What’s important to note is that overall, people tend to agree that the Hitachi RB24EAP leaf blower is a powerful, lightweight and affordable leaf machine. Therefore, despite its few design flaws, I would say that the overall rating truly reflects the quality of the unit.
Most Important Product Specs and Features
For your easy reference, here’s a list of specifications and features which I think are the most important to bear in mind:
- Handheld, gas powered
- 2 stroke engine, 23.9cc, 1.13 HP, 25:1 to 50:1 gas to oil fuel mix
- Purefire, low emissions 2 stroke engine technology
- MPH 170, CFM 441
- 17.6 ounces fuel tank capacity
- Weight 8.6 pounds (3.9 Kg)
- Noise output 69 db (50 ft distance)
- 7 year consumer warranty
- Dimensions 14X8X13 in (LXWXH)
- Fairly powerful
- Good air velocity
- Decent fuel efficiency
- Not too expensive for its category
- Fairly durable
- Lightweight and compact
- Eco Friendly
- No need for power cord, freedom of movement
- Starts easily
- Good distribution of weight and well balanced when you use it
- Taper tip of nozzle makes it more precise
- Easy access to parts for maintenance purposes (sparks, primer bulb, choke level, air filters)
- Translucent tank
- 7 year consumer warranty and 2 year commercial warranty
- Not too loud
- Big throttle switch, you can use two fingers to control it
- On-off switch on the top, having a protective cover so you don’t accidentally shut it off while it’s working
- Fairly good after sales support
- Air intake is on the left side, may suck your pants when you use it with your right hand
- No cruise control on throttle switch
- Might vibrate excessively
- Not as powerful as some bigger models
- Not ideal for heavy commercial use
- Might get hot if you use it continuously for a prolonged period (more than half an hour)

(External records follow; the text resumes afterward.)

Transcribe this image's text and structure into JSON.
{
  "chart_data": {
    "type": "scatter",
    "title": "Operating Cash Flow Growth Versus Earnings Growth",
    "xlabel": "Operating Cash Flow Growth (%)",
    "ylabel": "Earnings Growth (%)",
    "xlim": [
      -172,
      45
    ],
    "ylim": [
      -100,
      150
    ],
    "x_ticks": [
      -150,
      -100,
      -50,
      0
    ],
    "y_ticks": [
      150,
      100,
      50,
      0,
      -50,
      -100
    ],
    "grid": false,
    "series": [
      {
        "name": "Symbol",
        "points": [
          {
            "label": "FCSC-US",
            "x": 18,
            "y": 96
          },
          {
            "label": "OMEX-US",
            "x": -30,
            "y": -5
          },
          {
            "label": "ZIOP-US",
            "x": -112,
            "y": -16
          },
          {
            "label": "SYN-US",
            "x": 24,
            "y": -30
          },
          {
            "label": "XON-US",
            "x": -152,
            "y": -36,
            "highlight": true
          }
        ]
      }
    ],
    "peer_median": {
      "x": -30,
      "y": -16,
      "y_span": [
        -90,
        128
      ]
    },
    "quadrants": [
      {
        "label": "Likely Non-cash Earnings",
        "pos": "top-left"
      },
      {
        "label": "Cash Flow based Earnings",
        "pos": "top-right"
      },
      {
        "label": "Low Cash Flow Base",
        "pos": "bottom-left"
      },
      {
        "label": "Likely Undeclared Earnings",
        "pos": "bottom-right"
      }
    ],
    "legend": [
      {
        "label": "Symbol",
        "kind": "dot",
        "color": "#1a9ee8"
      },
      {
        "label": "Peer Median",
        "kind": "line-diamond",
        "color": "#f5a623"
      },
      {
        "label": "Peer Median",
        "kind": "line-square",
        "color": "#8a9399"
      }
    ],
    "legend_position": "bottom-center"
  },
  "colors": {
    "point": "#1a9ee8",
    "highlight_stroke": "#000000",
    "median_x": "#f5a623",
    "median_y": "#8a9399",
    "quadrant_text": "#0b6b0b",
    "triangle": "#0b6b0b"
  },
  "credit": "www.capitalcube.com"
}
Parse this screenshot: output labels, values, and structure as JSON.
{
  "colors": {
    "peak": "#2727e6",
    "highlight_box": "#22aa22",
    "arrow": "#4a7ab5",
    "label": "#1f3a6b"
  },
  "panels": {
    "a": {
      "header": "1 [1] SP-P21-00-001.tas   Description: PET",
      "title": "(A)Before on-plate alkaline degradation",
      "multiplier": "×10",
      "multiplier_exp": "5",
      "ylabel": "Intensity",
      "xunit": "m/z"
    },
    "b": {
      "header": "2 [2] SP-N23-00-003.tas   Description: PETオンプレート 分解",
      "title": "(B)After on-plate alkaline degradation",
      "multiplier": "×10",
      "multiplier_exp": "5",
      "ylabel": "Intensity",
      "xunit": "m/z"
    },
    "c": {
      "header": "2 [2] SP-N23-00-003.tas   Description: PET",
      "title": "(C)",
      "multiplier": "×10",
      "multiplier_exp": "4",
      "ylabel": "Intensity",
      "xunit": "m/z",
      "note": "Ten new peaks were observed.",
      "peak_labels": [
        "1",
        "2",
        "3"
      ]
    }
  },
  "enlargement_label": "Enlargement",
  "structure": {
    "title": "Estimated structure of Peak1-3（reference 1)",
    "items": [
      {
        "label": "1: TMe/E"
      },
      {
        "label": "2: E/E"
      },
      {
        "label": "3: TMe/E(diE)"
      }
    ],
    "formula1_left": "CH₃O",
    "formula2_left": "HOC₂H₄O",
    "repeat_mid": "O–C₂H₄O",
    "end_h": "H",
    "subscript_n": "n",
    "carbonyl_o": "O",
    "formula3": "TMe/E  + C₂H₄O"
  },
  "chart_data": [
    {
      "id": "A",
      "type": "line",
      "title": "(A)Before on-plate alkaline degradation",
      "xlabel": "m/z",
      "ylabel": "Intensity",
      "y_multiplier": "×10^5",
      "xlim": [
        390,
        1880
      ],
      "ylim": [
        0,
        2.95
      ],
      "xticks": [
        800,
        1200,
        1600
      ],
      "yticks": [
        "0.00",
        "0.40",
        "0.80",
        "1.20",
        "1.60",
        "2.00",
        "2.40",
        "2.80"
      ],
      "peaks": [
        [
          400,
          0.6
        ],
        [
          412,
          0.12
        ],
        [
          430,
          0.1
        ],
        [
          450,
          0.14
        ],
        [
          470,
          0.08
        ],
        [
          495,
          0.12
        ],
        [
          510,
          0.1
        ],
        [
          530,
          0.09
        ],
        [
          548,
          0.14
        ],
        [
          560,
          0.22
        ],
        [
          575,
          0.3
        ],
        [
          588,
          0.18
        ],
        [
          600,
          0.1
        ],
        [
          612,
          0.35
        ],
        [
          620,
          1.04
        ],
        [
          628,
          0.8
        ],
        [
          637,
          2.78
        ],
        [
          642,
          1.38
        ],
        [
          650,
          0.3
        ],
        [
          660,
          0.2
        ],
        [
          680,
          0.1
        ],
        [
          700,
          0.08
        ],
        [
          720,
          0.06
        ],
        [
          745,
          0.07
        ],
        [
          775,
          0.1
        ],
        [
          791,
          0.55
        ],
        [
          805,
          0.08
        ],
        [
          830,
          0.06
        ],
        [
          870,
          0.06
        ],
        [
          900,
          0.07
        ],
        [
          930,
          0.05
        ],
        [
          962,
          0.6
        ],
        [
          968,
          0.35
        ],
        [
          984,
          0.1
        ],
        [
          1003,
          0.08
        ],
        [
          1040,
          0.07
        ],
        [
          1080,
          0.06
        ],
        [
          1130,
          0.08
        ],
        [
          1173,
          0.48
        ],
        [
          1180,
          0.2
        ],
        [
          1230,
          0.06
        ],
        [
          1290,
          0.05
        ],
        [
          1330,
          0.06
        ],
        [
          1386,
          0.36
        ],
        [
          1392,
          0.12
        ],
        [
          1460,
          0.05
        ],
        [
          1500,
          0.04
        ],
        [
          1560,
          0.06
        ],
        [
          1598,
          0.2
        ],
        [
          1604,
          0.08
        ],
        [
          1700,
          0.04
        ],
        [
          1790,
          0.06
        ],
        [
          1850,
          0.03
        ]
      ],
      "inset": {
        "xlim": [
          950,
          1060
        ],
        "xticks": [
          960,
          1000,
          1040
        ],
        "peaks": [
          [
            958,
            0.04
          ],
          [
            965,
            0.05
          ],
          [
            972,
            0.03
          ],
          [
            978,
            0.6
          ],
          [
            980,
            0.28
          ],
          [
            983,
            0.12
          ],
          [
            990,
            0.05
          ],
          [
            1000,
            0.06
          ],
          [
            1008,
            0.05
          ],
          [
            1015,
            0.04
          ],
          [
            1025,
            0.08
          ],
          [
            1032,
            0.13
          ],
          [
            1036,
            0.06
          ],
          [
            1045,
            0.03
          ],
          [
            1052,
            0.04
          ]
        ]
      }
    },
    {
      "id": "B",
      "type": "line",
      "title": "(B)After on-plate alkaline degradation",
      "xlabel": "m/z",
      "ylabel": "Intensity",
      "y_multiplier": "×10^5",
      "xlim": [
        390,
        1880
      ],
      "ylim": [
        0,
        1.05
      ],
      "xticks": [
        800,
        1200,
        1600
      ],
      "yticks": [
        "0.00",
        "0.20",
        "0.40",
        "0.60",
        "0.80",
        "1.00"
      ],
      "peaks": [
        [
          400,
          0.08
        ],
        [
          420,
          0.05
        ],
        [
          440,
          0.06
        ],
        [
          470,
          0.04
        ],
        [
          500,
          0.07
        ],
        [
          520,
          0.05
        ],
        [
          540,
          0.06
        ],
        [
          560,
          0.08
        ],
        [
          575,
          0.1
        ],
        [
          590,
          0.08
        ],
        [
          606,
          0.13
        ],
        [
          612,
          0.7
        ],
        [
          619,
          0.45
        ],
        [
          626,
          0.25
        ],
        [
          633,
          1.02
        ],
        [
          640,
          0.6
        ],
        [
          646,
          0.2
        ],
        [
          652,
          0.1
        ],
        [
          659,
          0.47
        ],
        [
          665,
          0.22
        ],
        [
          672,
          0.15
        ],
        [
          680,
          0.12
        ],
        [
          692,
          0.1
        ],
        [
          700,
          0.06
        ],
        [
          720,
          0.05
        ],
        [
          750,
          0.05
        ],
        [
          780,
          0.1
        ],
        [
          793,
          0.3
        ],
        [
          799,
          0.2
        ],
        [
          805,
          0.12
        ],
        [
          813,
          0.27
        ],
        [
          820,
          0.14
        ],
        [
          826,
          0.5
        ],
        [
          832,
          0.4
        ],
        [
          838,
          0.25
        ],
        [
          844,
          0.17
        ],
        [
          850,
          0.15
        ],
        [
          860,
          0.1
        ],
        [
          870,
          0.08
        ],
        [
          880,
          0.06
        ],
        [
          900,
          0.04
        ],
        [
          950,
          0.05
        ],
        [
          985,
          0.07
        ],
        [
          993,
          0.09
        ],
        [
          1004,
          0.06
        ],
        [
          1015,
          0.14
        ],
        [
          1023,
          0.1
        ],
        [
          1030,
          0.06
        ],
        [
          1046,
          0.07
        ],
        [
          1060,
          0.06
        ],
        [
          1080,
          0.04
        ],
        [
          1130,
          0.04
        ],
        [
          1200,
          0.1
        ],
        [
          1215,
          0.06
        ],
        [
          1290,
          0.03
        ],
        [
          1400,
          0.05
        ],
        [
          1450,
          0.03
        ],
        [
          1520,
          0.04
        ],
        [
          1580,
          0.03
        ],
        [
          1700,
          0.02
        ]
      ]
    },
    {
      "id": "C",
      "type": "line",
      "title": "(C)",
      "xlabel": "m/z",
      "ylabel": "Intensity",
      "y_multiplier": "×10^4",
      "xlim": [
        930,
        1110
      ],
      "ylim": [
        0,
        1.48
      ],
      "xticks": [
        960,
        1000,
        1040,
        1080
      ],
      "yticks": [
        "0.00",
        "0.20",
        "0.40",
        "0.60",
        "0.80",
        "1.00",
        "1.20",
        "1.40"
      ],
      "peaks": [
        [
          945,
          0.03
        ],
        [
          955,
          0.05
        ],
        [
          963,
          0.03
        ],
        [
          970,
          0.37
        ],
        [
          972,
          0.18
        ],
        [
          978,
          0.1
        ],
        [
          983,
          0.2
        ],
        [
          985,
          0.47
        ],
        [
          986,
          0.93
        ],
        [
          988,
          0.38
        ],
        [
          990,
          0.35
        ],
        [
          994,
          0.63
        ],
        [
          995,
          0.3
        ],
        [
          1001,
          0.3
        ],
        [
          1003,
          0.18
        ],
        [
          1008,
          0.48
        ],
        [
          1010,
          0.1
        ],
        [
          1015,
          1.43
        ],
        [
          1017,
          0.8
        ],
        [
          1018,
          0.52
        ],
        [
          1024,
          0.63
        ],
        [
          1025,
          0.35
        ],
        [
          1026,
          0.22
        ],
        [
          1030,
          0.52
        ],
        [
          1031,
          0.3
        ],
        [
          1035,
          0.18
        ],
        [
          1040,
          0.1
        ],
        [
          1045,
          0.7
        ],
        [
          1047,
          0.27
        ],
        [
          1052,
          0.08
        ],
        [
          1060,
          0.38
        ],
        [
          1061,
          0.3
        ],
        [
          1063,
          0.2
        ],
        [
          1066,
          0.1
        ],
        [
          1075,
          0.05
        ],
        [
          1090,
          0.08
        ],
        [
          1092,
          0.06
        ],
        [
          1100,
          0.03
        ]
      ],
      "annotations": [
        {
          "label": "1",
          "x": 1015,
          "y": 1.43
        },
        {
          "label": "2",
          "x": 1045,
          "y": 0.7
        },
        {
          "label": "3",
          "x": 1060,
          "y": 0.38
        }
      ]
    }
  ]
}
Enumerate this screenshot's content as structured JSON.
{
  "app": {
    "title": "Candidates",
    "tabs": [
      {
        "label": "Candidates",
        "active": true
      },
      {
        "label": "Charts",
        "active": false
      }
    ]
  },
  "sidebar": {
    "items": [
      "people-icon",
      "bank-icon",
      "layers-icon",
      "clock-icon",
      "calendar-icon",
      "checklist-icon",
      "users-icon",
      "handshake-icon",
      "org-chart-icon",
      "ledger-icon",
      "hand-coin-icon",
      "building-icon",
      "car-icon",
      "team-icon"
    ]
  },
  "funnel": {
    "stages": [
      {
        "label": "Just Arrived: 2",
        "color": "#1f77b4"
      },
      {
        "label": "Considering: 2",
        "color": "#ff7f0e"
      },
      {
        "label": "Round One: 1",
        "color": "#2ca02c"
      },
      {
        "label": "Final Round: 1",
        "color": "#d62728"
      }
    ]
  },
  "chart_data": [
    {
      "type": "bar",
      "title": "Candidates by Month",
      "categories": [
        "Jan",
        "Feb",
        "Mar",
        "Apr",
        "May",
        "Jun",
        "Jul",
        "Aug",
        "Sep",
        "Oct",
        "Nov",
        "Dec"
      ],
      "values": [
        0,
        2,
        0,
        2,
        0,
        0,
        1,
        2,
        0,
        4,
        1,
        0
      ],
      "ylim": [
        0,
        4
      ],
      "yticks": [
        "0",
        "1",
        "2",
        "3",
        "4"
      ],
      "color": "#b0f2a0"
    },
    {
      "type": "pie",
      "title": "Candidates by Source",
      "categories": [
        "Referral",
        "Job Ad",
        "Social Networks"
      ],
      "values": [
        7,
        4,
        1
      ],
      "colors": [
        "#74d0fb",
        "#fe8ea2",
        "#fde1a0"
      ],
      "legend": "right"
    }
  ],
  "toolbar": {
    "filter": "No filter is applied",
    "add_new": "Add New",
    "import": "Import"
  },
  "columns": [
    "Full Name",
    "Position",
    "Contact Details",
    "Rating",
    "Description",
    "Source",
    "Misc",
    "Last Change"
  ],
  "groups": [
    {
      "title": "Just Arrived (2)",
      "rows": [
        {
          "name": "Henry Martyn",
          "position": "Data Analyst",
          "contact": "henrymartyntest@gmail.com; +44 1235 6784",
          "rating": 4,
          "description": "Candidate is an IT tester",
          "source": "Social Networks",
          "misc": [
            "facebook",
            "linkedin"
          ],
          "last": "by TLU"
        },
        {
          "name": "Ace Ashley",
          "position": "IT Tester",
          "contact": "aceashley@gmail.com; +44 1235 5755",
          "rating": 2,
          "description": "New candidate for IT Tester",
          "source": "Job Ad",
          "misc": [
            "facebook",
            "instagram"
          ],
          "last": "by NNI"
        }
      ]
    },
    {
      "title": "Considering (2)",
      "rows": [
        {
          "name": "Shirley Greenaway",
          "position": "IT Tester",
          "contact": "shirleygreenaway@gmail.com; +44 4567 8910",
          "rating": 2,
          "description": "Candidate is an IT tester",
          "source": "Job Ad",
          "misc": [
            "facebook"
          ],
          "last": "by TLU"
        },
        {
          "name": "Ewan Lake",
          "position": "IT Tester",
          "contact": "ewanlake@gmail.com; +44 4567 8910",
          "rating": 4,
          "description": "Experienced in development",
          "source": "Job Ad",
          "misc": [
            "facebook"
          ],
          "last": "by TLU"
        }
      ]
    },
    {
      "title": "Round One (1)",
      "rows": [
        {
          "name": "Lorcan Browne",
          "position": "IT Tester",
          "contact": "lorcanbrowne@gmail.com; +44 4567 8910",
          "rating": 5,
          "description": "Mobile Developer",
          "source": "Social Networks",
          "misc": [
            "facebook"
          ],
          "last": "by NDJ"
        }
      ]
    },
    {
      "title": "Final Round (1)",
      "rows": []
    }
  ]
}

- No additional handle for extra stability
- Being gas powered, when compared to electric ones, it needs to be filled with the right fuel mix, causes emissions and is more maintenance intensive.
- Does not vacuum/mulch leaves
What is the Price Of The Hitachi Leaf Blower Like?
The price of the Hitachi RB24EAP Handheld Leaf Blower is quite decent considering how powerful, durable, and easy to use it is.
It will cost you around $130-$150, which is pretty average for this kind of product.
To be honest, I would expect something like this to actually cost a bit more, so in the grand scheme of things, I can say I am quite happy with the price here.
Our Hitachi RB24EAP Leaf Blower Review: The Verdict
All in all, I really like the Hitachi RB24EAP 23.9cc 2-Cycle Gas Powered 170 MPH Handheld Leaf Blower.
While it is not the biggest nor most powerful gas operated blower on the market, it is more than ideal for most at-home jobs, but not so ideal for commercial use.
It’s not too pricey, it’s lightweight and easy to operate, quite durable, and just an all-around solid leaf blower to have in your arsenal.